According to information from the Telegram channel "We Can Explain", the authorities are considering the possibility of limiting or even completely banning private trips to Western countries under the pretext that they pose some "threat" to Russian citizens. Travel to Europe (if a visa is obtained) will be carried out only in groups. In them, as during the "Soviet regime", there will be at least one, and possibly two FSB agents, selected from among the recruited "voluntary assistants", as they were euphemistically called during the Soviet regime.
For the FSB, this is another reason to implement the "exit visa" project.

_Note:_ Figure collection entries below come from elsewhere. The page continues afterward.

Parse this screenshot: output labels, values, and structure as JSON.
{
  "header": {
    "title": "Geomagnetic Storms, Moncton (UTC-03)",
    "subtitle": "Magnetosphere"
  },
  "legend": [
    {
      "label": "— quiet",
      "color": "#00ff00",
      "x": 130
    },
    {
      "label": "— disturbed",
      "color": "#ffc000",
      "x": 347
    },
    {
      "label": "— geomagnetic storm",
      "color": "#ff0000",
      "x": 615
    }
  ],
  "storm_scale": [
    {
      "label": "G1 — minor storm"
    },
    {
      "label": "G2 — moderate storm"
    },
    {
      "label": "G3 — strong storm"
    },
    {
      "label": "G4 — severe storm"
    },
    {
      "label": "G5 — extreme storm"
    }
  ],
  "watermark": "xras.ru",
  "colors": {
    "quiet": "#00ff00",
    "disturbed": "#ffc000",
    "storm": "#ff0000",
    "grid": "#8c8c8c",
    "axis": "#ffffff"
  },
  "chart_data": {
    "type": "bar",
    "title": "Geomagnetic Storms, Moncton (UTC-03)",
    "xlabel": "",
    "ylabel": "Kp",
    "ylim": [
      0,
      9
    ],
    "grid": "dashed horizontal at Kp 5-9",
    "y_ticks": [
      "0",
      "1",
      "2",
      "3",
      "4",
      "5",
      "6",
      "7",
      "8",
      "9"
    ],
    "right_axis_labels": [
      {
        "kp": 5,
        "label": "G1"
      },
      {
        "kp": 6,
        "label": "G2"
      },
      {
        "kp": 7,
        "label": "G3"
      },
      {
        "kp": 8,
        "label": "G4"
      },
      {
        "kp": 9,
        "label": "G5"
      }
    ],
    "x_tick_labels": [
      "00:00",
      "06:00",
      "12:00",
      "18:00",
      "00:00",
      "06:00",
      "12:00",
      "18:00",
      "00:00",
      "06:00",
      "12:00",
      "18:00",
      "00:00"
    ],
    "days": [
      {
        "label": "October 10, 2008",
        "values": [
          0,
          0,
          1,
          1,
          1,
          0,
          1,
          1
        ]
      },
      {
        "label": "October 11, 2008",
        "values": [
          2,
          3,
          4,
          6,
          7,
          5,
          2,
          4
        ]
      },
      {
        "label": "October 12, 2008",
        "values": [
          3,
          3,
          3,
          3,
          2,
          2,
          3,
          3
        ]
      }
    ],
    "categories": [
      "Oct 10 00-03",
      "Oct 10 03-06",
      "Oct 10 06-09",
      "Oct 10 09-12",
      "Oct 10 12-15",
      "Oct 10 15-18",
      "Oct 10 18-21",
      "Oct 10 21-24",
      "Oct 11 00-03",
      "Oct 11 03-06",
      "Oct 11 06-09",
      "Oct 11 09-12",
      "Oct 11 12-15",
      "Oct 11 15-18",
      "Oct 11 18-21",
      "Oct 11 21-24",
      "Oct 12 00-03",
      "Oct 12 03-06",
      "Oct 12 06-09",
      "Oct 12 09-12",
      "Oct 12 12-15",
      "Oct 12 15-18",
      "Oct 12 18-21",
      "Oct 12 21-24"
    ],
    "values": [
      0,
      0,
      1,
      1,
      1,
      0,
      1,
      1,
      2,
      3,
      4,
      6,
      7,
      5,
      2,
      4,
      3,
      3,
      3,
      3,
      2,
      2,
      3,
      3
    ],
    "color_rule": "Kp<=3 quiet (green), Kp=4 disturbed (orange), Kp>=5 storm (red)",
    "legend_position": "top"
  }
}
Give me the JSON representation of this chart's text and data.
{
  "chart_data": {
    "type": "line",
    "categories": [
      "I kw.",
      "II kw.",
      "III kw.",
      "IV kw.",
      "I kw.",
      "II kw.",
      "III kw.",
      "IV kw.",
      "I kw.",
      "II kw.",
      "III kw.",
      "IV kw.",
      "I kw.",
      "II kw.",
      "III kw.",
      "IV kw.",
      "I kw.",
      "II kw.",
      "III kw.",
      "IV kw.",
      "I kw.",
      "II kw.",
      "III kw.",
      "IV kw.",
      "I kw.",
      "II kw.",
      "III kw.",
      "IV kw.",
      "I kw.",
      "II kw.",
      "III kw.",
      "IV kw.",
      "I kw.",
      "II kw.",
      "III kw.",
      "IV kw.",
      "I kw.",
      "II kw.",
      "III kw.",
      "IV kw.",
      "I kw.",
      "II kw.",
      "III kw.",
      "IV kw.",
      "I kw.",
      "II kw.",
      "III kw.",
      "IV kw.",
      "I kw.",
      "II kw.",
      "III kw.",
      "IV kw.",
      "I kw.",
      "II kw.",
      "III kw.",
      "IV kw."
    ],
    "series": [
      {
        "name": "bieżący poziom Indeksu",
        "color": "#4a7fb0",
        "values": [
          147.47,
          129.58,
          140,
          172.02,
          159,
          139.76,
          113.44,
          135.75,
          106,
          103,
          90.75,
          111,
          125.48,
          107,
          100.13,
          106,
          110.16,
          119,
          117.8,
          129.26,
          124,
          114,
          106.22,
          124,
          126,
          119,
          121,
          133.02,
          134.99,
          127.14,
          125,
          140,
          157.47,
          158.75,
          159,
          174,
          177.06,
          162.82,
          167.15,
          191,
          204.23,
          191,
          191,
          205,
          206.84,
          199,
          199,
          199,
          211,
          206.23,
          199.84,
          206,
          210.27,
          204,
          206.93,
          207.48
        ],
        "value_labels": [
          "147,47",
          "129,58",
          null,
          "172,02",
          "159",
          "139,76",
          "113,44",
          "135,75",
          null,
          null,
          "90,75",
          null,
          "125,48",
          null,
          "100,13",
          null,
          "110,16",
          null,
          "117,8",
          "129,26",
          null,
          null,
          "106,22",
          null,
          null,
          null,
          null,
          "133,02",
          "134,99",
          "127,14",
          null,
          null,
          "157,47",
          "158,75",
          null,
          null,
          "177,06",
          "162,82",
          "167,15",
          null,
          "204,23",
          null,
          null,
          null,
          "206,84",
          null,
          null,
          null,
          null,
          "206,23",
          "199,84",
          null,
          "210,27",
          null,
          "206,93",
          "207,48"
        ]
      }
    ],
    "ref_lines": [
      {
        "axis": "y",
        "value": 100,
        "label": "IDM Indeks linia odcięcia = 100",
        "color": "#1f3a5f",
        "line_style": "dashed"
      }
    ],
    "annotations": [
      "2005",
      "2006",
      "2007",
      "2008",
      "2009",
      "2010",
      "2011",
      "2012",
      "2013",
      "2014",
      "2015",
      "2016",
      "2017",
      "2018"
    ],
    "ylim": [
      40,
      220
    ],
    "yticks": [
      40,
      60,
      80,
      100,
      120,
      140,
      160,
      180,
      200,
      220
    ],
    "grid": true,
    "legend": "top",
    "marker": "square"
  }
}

Ultimately, the return of the secret agents accompanying tourist groups, and especially the network of revived visa services with bloated staffs, means new budgets, and with them new opportunities for their "embezzlement" and for diverting funds. And this will not be difficult at all: after all, these Soviet ideas are understandable and close to the spirit of the Russian dictator with his late Soviet experience.
Finally, let's not forget the bribes for issuing exit visas to people who were denied them, or for speeding up this process for everyone else. In the last years of the Soviet Union, this practice flourished. And I have no reason to believe that it will be any different now.